In Nepal’s capital, single crematorium for COVID victims becomes busier


By Gopal Sharma

KATHMANDU, October 29 (Reuters) – As the number of coronavirus deaths rises in Nepal, workers at Kathmandu’s only crematorium designated to care for the victims worked past midnight, their meager wages supplemented by less than US 50 cents for each corpse.

Elsewhere in a country that is among the poorest in the world, bodies are burned on funeral pyres and their ashes are buried, but in the capital, they are taken to the crematorium at the Hindu temple complex of Pashupatinath.

“There is hardly any room for emotion,” Shyam Kharel, one of the workers, told Reuters as he prepared to place a yellow bag containing a body in the incinerator.

“Initially there weren’t many, just five or six, and sometimes none at all for days,” Kharel said. “But now it’s down to 25 or 26 a day.”

Although he was given protective gear, Kharel said five of his colleagues were infected.

Keeping tally of infections and deaths is a challenge in Nepal, a country of 30 million people located along the southern Himalayas, as testing is limited, making confirmed cases of COVID-19 potentially fine. below the actual number.

The latest government figures show that the total number of cases in Nepal stood at 162,354, including 887 deaths. The official daily death toll stands at around 15 per day since a peak of 26 seen on October 21.

Nepal was quick to enter a lockdown when its second case of COVID-19 was confirmed in March.

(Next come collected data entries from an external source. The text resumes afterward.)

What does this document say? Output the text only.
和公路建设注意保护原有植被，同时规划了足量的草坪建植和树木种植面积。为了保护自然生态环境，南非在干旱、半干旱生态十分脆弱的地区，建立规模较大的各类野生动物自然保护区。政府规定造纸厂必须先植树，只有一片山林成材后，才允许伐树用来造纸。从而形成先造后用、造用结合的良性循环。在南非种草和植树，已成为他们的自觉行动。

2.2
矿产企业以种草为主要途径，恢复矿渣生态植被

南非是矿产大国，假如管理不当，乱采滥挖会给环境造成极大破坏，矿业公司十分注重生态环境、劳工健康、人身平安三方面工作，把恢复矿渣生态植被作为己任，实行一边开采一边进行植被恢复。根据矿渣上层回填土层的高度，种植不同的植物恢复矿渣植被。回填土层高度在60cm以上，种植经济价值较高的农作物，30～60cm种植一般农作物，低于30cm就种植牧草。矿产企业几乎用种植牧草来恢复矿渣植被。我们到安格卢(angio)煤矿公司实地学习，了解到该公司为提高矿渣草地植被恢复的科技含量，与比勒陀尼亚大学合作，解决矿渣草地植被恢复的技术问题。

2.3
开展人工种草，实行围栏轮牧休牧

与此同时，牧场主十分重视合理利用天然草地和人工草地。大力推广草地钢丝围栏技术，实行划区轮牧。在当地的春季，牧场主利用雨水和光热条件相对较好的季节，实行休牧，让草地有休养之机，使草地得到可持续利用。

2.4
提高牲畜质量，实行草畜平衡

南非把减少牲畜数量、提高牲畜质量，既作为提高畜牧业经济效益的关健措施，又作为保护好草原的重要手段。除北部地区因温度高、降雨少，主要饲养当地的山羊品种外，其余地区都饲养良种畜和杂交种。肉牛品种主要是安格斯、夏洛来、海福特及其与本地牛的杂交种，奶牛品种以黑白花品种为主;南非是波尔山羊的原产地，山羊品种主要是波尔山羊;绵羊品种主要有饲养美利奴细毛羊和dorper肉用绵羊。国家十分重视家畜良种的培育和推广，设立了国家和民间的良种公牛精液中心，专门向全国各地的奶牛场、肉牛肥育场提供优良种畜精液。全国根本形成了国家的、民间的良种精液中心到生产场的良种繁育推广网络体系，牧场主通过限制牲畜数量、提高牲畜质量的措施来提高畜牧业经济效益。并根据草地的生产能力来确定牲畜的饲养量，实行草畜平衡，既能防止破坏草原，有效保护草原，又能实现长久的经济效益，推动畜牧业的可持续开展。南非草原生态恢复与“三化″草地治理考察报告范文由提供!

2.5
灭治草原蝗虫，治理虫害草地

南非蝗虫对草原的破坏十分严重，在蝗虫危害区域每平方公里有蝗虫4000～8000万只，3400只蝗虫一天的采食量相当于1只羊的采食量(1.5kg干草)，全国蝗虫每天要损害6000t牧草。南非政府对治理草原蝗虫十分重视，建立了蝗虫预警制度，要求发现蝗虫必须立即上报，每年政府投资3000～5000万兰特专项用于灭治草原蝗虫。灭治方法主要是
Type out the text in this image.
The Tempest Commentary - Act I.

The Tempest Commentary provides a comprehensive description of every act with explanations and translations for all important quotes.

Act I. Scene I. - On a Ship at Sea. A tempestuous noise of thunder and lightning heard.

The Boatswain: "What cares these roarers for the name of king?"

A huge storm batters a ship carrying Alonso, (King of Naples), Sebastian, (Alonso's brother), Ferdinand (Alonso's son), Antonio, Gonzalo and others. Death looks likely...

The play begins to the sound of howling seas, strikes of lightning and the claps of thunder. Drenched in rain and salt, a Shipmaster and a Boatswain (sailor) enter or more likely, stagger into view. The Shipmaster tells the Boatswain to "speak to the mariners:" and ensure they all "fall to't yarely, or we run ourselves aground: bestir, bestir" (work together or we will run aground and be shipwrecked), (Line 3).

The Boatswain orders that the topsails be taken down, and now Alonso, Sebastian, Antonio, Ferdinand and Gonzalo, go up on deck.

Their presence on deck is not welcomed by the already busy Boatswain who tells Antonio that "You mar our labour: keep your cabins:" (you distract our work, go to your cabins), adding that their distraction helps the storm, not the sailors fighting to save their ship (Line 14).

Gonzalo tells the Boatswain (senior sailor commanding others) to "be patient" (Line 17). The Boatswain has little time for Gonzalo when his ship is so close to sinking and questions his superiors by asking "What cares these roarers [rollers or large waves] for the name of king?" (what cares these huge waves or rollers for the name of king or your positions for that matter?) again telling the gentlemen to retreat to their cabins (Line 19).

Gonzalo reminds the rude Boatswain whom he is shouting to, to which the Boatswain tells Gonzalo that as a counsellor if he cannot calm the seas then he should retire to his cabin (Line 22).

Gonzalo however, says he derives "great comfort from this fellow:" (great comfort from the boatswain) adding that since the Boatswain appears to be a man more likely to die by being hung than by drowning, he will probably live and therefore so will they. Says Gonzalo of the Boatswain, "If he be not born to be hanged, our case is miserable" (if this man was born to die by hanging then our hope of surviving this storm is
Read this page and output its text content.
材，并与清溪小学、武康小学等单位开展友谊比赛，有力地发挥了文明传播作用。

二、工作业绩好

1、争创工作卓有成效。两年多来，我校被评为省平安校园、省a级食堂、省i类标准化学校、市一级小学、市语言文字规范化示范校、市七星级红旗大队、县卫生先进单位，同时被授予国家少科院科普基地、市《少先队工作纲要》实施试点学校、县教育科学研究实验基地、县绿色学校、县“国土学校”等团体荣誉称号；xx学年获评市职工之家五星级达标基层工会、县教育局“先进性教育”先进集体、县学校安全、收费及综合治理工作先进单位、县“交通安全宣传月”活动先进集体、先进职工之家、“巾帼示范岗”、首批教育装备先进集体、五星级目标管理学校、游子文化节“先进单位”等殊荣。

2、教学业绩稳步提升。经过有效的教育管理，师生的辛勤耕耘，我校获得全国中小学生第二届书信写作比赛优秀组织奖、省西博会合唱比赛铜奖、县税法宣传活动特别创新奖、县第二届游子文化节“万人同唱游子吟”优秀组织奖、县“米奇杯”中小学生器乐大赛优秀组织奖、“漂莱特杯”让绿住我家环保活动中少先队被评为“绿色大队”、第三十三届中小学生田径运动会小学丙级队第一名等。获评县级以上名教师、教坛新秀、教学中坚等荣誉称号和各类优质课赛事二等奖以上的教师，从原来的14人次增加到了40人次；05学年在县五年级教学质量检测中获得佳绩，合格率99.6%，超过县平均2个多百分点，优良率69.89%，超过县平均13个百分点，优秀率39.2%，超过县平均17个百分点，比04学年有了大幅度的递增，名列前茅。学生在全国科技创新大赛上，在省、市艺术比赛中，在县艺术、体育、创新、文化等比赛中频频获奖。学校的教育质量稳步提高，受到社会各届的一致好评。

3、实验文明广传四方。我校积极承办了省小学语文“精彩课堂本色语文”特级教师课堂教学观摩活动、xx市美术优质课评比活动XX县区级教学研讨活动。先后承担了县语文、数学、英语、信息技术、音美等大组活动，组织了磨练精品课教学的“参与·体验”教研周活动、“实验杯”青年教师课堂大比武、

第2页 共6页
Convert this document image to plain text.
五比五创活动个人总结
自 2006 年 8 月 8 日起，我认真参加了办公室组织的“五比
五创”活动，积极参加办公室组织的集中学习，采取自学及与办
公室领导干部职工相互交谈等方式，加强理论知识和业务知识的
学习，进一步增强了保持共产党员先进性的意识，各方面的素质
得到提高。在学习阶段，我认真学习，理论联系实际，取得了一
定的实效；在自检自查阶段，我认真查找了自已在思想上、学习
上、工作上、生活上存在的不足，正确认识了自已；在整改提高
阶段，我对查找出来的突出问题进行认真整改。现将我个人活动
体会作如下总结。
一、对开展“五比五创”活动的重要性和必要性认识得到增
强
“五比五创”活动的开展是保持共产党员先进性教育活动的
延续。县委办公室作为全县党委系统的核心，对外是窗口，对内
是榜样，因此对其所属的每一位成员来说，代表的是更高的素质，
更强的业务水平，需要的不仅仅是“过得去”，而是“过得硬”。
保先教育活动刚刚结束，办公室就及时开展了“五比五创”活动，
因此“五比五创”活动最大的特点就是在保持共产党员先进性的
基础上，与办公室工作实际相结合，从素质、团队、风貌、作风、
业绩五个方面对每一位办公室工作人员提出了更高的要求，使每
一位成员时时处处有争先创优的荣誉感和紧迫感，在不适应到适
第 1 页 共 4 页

But protesters angry at the government’s handling of the outbreak clashed with police in June.

Restrictions were relaxed at the end of July and, despite an increase in infections since, the government has been reluctant to tighten again as the economy falters and Nepal’s poor could hardly afford to stay away. markets or labor.

Prime Minister K.P Sharma Oli told the Nepalese that they have strong immunity and advised them to strengthen it with traditional remedies like drinking hot water with turmeric.

The densely populated old town of Kathmandu and its valley dotted with temples are responsible for 44% of infections in Nepal and more than a third of deaths.

Authorities say the country’s overburdened health infrastructure, with few intensive care beds, is at risk of being overwhelmed.

Kharel waited grimly for more victims to arrive at the crematorium.

“This is your job, and if one is done, there is another waiting.”